Festivalin ilk günü izleyiciyle buluşan filmlerden Atalay Taşdiken imzalı “Kar Kırmızı” genel olarak izleyicinin beğenisi ile karşılansa da sinema yazarları filmin senaryosunun sorunlu olduğu yorumlarını yaptı. Karla kaplı bir coğrafyada geçen ve yer yer ‘Anadolu western’ havasının izleyiciye geçtiği film aslında bir intkam hikâyesi ve baş karakterinin yolculuğu üzerinden kurduğu dramatik çatı gerçekten de yer yer aksaklıklar gösteriyor. Zamanda ileri geri sıçramalarla anlatılan öykü hapisten çıktıktan sonra onu içerideyken terk eden karısının peşine düşen ve bu sırada kendi yakalanışı hakkındaki gerçekleri de öğrenen Yusuf’un (sinemamızdaki kaçıncı Yusuf acaba bu, bununla ilgili ilginç bir inceleme yapılabilir sanki) tüm köprüleri yakark hiç görmediği kızını bulmak için yaptıklarına tanık ediyor izleyiciyi. Başroldeki Mehmet Usta’nın hemen her sahnesinde odakta olduğu “Kar Kırmızı” etkileyici müzikleri (Yukio Yamamoto) ve filmin temel metaforu olan karın beyaza boyadığı sahnerin izleyiciyi büyüleyen görüntü yönetimiyle dikkat çekiyor. Yan karakterlerin (özellikle jandarma, savcı vb.) diyaloglarının filmi ne yazık ki aşağı çektiği gerçeğini not etmekle beraber Yusuf’un eski dostu rolünde Baran Seyhan’ın performansının akılda kaldığının altını çizelim.
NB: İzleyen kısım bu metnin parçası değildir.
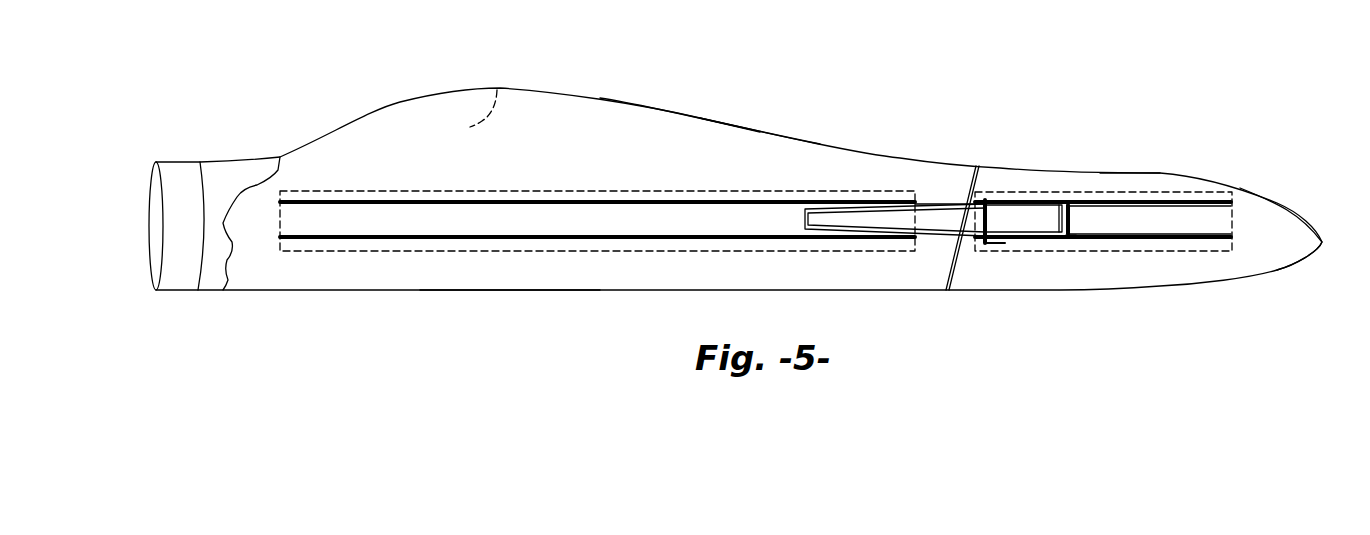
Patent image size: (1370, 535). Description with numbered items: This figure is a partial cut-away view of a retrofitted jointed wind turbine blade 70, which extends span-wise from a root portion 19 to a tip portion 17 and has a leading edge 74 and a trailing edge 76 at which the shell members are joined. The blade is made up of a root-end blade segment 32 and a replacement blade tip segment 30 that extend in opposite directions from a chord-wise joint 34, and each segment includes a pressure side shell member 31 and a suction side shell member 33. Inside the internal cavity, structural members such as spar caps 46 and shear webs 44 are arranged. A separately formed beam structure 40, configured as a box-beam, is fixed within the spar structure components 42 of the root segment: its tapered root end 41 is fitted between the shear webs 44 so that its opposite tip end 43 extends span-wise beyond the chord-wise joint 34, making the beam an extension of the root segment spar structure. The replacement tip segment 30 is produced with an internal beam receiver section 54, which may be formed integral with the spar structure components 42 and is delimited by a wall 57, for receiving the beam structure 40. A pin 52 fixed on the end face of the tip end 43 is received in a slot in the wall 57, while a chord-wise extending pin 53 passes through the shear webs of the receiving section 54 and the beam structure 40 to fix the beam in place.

The tip portion 17 is at (1283, 242).
The root portion 19 is at (217, 227).
The replacement blade tip segment 30 is at (1155, 187).
The pressure side shell member 31 is at (583, 160).
The root-end blade segment 32 is at (638, 128).
The suction side shell member 33 is at (496, 88).
The chord-wise joint 34 is at (947, 290).
The beam structure 40 is at (937, 205).
The root end 41 is at (870, 222).
The spar structure components 42 is at (662, 181).
The tip end 43 is at (1035, 222).
The shear webs 44 is at (443, 238).
The spar caps 46 is at (375, 190).
The pin 52 is at (1070, 222).
The pin 53 is at (992, 222).
The beam receiver section 54 is at (1002, 240).
The wall 57 is at (1075, 238).
The retrofitted jointed blade 70 is at (846, 94).
The leading edge 74 is at (493, 290).
The trailing edge 76 is at (774, 135).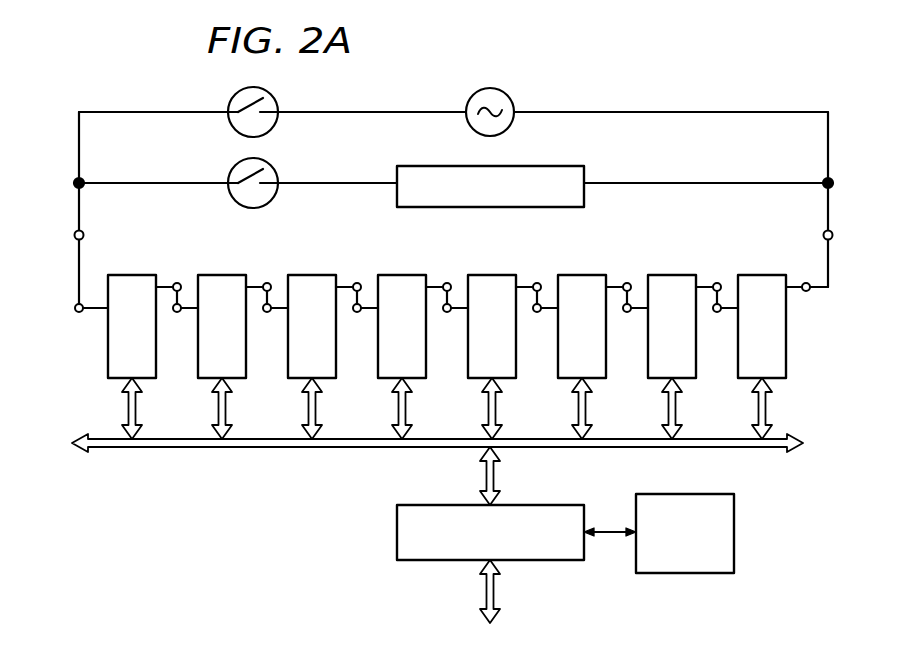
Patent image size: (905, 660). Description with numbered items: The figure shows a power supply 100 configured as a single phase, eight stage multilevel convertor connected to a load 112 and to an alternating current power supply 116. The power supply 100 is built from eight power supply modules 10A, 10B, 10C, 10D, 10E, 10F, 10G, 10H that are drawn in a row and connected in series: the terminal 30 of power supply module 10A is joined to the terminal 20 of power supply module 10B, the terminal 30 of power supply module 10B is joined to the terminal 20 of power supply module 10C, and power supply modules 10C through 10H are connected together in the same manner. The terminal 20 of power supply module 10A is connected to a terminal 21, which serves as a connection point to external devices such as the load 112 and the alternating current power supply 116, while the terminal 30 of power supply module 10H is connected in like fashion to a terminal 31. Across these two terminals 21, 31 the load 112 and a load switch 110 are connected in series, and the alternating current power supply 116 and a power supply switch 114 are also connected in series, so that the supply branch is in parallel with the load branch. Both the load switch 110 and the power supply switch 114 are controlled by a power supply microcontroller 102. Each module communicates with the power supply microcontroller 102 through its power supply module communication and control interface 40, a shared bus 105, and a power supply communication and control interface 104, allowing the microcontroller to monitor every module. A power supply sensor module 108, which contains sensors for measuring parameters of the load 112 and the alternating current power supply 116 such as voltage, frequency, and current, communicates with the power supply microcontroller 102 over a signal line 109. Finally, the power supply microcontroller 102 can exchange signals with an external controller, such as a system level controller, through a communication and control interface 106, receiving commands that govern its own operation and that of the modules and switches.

The power supply 100 is at (578, 85).
The power supply switch 114 is at (228, 105).
The load switch 110 is at (230, 171).
The alternating current power supply 116 is at (473, 97).
The load 112 is at (420, 167).
The terminal 21 is at (76, 236).
The terminal 31 is at (823, 235).
The terminal 30 is at (177, 283).
The terminal 20 is at (79, 312).
The power supply module 10A is at (116, 347).
The power supply module 10B is at (206, 347).
The power supply module 10C is at (296, 347).
The power supply module 10D is at (386, 347).
The power supply module 10E is at (476, 347).
The power supply module 10F is at (566, 347).
The power supply module 10G is at (656, 347).
The power supply module 10H is at (746, 347).
The power supply module communication and control interface 40 is at (128, 400).
The bus 105 is at (221, 448).
The power supply communication and control interface 104 is at (483, 472).
The power supply microcontroller 102 is at (397, 531).
The communication and control interface 106 is at (483, 588).
The signal line 109 is at (612, 526).
The power supply sensor module 108 is at (734, 532).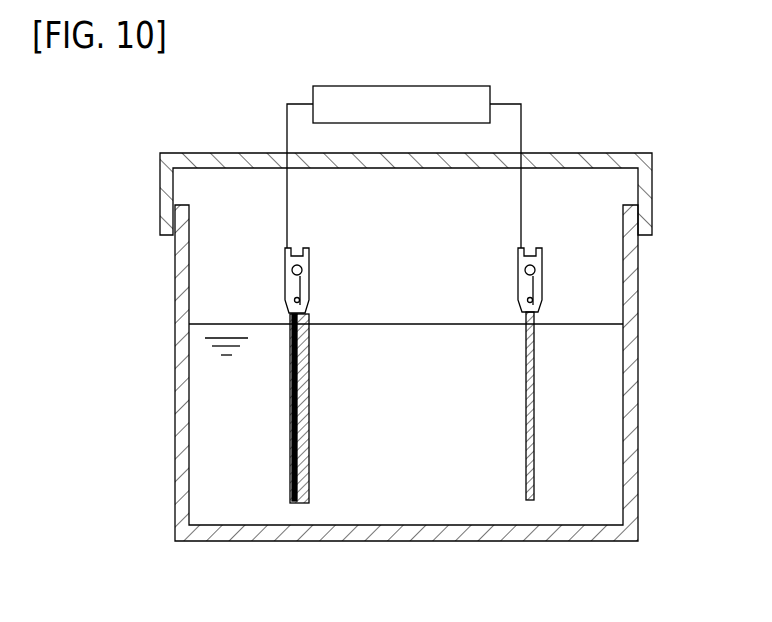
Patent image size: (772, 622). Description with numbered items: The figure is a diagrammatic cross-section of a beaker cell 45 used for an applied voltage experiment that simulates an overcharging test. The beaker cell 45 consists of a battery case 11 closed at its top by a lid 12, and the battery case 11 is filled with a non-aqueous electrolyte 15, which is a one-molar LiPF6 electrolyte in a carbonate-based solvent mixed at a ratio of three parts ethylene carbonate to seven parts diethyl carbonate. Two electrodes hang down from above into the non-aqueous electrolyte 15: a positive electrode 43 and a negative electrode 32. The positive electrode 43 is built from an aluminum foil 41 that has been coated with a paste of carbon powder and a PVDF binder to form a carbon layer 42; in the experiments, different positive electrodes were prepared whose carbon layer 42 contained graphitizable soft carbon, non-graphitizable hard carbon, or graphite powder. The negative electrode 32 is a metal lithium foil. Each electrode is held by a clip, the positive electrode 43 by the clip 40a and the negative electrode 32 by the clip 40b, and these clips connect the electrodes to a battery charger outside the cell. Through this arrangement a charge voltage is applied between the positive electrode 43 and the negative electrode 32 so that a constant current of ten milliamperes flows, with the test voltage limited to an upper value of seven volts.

The beaker cell 45 is at (641, 141).
The lid 12 is at (562, 162).
The battery case 11 is at (628, 462).
The non-aqueous electrolyte 15 is at (583, 401).
The clip 40a is at (277, 257).
The clip 40b is at (543, 289).
The aluminum foil 41 is at (292, 487).
The carbon layer 42 is at (304, 501).
The positive electrode 43 is at (338, 570).
The negative electrode 32 is at (535, 462).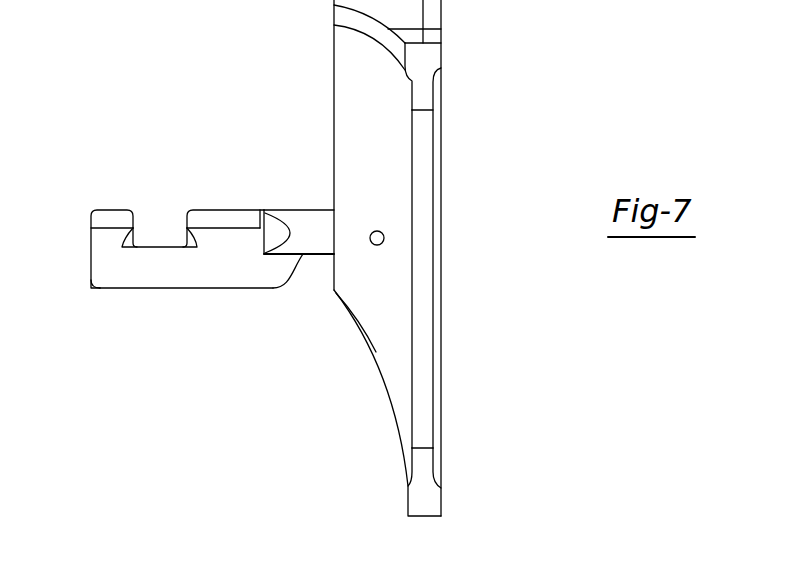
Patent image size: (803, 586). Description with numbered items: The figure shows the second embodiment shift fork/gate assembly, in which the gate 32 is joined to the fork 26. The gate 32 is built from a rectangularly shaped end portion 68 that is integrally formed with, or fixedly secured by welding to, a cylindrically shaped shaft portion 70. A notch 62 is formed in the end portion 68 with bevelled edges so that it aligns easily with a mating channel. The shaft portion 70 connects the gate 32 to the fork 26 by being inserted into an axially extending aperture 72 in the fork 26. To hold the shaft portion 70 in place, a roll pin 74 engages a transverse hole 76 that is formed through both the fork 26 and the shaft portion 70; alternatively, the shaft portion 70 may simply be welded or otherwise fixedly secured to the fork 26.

The fork 26 is at (425, 67).
The gate 32 is at (112, 257).
The notch 62 is at (163, 218).
The end portion 68 is at (175, 265).
The shaft portion 70 is at (310, 220).
The aperture 72 is at (332, 263).
The roll pin 74 is at (385, 242).
The transverse hole 76 is at (390, 230).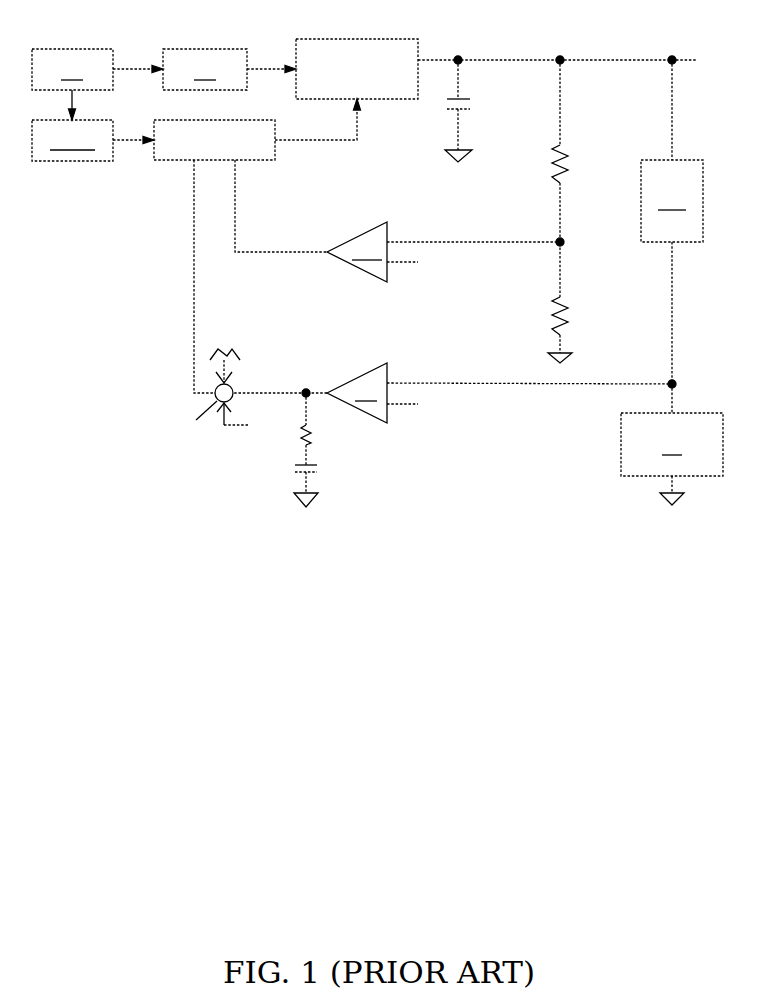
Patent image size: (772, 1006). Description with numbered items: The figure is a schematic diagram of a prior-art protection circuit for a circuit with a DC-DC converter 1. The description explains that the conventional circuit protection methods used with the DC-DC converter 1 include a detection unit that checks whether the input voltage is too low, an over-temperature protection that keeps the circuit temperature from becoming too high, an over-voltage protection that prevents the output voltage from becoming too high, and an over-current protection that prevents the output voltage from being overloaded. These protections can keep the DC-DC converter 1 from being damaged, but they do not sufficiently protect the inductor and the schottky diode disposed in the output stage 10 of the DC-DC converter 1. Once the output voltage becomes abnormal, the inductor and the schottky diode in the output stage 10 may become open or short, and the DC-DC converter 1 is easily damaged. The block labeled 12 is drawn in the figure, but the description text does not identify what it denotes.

The DC-DC converter 1 is at (53, 35).
The output stage 10 is at (346, 81).
The control circuit 12 is at (203, 150).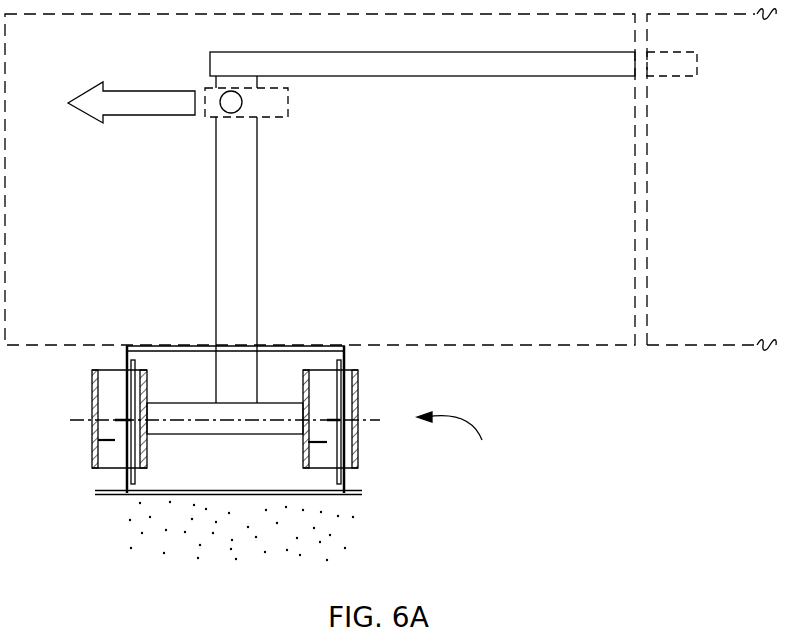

Reis Çelik son filmi "Ölü Ekmeği"nde izleyiciyi Aşıklar diyarına götürüyor.
AŞIKLARIN BİLDİĞİ...
Reis Çelik imzalı “Ölü Ekmeği” yoksullukla örselenmiş insanların teselliyi sazda sözde bulduğu zamansız bir doğu coğrafyasında geçiyor ve odağına aşıkların dünyasını yerleştiriyor. Hikâye anlatmayı seven ve karşısındakine büyük bir şevkle anlattığı hikâyeleriyle dinleyeni alıp götüren Reis Çelik kariyerinin muhtemelen en iyi filmlerinden birine imza atmış “Ölü Ekmeği”nde ve sazını eline aldığında tüm atmosferi değiştiren, hatta temize çeken aşıkların söz aldığı sahnelerde belgesel sinemanın sınırlarına girip girip çıkan film yer yer izleyenin tüylerini diken diken ediyor. Hele Gürcü kadın aşık Nargüle hanımın aşıkları atışmasındaki yıkıp geçen bir “Kiziroğlu” performansı var ki, günlerdir izleyenlerin hafızasından silinmedi. Öte yandan köyün yaşlı saz-söz ustası Aşık Ziyeddin ile ona çırak verilen küçük Mustafa’nın ilişkisi (ki bu rolü de Ziyeddin’in gerçek hayattaki çırağı Tarkan Omarov oynuyor) hem iki ‘amatör’ün oyunculukları açısından hem de usta-çırak dinamiklerinin zaman içinde nasıl dönüştüğüne dair tespitleri açısından dikkate değer. Yine de şunu belirtmeden geçmek olmaz; Reis Çelik keşke aşıklar atışması sahnesinde yakaladığı güçlü etkiyi daha da pekişterecek bir şekilde tüm filmi belgesel bir bakış açısıyla çekip bizleri aşıkların dünyasında daha da derinlere götürseymiş, zira onun ustası olduğu hikâye anlatıcılığıyla aşıkların sazı sözü bir araya geldiğinde ortaya çok daha özel bir büyü, benzersiz bir alaşım çıkıyor; esriklik izleyiciyi alıp götürüyor.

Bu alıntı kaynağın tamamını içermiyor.